In September 1943, Childers was assigned to C Company, 180th Infantry Regiment, 45th Infantry Division. The 180th Infantry landed in Salerno on D+5, September 14, as Fifth Army reserve. On September 22, the 45th Division was outflanking German positions defending the town of Oliveto in order to make an organized assault on the town. While trying to take Oliveto, Childers, then a seasoned combat veteran, learned his battalion was pinned down by machine gun and mortar fire. Although he was receiving aid for a broken foot, Childers put together a team of men to find and eliminate the enemy gun positions. Leading this small group, Childers displayed leadership and courage above and beyond the call of duty when he advanced towards German machine gun nests, dispatched their occupants, and took out enemy snipers.

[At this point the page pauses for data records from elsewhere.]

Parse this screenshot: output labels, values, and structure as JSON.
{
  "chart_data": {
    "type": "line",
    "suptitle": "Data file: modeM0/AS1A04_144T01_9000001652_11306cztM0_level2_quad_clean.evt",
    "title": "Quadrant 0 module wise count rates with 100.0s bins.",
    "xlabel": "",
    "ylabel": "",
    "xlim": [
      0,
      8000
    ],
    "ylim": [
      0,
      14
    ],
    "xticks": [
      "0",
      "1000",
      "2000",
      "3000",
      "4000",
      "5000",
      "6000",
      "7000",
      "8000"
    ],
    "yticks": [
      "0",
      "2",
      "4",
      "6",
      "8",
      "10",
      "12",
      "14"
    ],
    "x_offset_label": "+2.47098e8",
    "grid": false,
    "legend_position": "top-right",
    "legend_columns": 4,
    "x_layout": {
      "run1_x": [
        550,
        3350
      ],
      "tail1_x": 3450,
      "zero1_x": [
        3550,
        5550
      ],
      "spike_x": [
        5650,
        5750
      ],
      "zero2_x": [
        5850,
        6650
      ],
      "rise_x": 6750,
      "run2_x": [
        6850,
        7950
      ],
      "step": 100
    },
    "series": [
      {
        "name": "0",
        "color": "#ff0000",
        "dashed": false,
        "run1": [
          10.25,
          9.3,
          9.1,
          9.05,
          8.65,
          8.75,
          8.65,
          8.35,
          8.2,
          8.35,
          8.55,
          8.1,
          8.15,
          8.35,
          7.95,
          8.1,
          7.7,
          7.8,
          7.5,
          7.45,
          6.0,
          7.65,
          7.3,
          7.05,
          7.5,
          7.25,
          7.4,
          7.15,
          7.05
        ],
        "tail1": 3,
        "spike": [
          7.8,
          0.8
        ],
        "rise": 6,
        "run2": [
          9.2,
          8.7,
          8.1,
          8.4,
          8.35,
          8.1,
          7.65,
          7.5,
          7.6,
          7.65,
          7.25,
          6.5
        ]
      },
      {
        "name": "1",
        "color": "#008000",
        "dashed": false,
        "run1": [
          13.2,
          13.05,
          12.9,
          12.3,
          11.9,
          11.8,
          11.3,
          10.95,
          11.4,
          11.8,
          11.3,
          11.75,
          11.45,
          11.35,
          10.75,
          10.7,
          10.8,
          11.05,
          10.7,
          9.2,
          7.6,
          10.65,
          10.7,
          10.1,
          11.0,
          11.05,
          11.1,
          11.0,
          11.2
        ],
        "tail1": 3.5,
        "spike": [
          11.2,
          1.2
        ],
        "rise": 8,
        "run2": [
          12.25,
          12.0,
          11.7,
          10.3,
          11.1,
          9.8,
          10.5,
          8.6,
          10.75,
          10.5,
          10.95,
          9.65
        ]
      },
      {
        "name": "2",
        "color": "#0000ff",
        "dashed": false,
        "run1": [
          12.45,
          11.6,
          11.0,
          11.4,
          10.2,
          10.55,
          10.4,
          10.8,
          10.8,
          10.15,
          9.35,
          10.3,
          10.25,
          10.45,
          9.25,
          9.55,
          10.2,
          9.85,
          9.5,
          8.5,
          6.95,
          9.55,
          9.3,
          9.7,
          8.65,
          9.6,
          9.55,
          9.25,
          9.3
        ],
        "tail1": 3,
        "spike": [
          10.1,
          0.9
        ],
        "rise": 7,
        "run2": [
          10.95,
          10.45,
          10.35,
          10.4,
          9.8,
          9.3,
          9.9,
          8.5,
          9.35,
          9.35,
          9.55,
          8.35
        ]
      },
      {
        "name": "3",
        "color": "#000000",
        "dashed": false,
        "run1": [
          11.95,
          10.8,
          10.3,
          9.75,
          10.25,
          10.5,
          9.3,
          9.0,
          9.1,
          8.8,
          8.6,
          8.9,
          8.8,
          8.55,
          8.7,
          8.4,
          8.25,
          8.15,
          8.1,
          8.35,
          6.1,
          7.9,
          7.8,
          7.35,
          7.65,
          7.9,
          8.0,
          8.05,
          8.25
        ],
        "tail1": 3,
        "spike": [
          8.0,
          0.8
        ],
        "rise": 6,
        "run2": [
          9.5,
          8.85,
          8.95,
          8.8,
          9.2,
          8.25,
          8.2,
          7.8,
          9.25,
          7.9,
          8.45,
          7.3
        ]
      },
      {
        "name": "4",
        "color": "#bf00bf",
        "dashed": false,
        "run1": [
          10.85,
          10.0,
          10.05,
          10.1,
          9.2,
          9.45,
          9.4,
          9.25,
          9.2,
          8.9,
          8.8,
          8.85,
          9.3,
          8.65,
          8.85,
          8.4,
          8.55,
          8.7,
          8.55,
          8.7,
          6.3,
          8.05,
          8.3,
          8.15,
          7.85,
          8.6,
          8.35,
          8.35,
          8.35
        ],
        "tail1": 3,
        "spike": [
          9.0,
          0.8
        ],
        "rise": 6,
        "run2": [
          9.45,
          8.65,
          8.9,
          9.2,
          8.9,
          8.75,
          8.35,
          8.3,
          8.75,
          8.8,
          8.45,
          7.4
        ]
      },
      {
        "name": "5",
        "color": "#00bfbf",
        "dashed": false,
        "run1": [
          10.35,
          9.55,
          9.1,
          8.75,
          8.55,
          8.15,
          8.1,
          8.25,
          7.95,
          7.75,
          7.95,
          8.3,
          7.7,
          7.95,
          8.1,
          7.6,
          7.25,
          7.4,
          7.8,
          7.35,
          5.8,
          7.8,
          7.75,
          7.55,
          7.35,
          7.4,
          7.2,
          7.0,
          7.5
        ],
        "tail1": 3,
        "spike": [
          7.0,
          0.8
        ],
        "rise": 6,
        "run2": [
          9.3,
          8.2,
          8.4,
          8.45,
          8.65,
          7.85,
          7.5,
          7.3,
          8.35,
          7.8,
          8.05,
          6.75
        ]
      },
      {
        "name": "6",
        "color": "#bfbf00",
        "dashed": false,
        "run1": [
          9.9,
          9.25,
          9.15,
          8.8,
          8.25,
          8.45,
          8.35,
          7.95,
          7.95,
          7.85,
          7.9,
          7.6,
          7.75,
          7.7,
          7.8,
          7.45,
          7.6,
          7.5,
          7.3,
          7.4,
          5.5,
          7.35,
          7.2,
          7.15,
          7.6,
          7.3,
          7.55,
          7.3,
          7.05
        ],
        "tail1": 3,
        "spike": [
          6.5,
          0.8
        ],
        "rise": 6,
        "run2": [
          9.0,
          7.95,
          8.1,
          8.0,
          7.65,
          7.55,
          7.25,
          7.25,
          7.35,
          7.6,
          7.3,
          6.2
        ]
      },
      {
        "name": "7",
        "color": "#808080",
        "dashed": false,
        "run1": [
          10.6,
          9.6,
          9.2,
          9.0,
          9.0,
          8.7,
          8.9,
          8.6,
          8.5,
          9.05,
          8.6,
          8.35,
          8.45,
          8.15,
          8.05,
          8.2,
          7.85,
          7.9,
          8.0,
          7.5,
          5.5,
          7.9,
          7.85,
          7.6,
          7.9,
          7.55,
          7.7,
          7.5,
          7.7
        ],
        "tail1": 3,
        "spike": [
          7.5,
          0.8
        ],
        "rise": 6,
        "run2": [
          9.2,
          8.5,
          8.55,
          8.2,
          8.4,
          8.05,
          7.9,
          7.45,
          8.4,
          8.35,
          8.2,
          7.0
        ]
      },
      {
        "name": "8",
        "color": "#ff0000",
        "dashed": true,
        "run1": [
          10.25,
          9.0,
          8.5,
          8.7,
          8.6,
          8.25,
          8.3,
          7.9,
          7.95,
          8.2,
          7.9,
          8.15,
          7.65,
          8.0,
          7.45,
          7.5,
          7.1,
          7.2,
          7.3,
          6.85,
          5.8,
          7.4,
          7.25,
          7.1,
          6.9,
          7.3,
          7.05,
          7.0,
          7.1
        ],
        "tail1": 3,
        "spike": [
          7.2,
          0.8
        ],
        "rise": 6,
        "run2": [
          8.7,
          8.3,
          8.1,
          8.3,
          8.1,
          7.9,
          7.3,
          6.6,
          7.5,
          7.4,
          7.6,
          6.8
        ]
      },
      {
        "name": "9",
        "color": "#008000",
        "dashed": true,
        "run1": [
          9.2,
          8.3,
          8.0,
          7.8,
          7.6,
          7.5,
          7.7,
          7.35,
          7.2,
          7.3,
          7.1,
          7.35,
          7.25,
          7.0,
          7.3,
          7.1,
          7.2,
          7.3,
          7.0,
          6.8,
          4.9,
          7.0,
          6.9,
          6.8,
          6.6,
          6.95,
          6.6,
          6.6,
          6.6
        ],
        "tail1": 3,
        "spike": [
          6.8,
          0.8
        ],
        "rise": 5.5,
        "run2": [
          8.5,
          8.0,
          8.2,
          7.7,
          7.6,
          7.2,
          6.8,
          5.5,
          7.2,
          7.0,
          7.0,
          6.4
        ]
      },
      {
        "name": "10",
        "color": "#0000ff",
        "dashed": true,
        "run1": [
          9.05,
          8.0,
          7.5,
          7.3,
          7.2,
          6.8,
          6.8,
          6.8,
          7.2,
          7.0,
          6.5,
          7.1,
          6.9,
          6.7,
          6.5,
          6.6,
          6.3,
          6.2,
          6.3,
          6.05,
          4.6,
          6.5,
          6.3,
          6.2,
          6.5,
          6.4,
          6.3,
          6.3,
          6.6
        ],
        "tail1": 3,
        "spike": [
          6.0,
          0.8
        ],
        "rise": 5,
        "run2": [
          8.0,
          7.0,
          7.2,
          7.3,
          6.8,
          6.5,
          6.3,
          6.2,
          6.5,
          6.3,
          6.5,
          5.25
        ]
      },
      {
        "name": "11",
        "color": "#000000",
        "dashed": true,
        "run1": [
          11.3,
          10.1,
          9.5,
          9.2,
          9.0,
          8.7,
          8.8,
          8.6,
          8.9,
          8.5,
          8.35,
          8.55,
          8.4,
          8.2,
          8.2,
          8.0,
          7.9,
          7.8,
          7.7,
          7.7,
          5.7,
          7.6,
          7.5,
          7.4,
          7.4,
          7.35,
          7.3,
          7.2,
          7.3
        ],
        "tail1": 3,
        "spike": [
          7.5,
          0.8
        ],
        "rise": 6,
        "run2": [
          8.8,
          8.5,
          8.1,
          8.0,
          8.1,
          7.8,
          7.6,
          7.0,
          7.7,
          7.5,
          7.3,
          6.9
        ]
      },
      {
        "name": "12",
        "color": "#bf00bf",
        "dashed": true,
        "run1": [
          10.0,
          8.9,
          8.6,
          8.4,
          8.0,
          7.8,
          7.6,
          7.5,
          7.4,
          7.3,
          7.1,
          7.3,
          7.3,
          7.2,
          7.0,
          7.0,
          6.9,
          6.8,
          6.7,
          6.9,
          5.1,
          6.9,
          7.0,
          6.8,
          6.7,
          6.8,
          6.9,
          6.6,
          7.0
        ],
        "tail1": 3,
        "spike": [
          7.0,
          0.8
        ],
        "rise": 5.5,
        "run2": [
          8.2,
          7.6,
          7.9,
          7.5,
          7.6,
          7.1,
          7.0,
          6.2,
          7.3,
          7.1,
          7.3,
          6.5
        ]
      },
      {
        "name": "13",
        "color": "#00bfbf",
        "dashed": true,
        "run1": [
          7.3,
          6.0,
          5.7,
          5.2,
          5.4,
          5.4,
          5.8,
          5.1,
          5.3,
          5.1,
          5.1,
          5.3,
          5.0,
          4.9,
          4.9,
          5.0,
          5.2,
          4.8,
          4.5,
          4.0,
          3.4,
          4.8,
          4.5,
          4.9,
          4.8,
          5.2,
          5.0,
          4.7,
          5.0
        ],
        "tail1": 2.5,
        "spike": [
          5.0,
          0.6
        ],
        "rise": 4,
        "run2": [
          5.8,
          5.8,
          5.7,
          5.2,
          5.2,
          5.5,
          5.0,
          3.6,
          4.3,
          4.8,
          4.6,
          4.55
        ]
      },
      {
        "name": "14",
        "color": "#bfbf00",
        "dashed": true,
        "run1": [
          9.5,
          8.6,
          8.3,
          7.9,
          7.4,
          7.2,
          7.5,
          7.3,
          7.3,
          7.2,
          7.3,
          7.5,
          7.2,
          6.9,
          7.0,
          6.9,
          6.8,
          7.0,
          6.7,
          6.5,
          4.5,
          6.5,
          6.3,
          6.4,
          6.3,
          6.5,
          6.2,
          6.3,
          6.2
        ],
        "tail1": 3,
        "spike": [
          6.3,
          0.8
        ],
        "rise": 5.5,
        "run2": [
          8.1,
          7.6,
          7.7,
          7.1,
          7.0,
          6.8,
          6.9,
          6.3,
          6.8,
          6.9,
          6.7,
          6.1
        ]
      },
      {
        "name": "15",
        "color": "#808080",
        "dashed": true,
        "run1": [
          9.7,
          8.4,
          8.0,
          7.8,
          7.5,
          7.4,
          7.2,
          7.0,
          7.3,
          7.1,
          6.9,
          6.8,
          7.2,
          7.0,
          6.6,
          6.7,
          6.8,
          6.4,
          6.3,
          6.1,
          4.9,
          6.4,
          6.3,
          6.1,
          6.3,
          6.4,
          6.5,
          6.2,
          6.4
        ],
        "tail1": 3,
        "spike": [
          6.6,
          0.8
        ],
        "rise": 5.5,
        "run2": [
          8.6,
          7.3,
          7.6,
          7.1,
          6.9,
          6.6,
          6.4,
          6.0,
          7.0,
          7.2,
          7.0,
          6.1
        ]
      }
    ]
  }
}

Childers was wounded during the Battle of Anzio and was recovering in a military hospital in Naples in the spring of 1944 when he was presented the Medal of Honor by General Jacob Devers, the deputy commander of the Mediterranean theater. Receiving his Medal in April 1944, Childers became the first Native American awarded the Medal in World War II. Childers survived the war and remained in the US Army until he retired in 1965 with the rank of Lieutenant Colonel.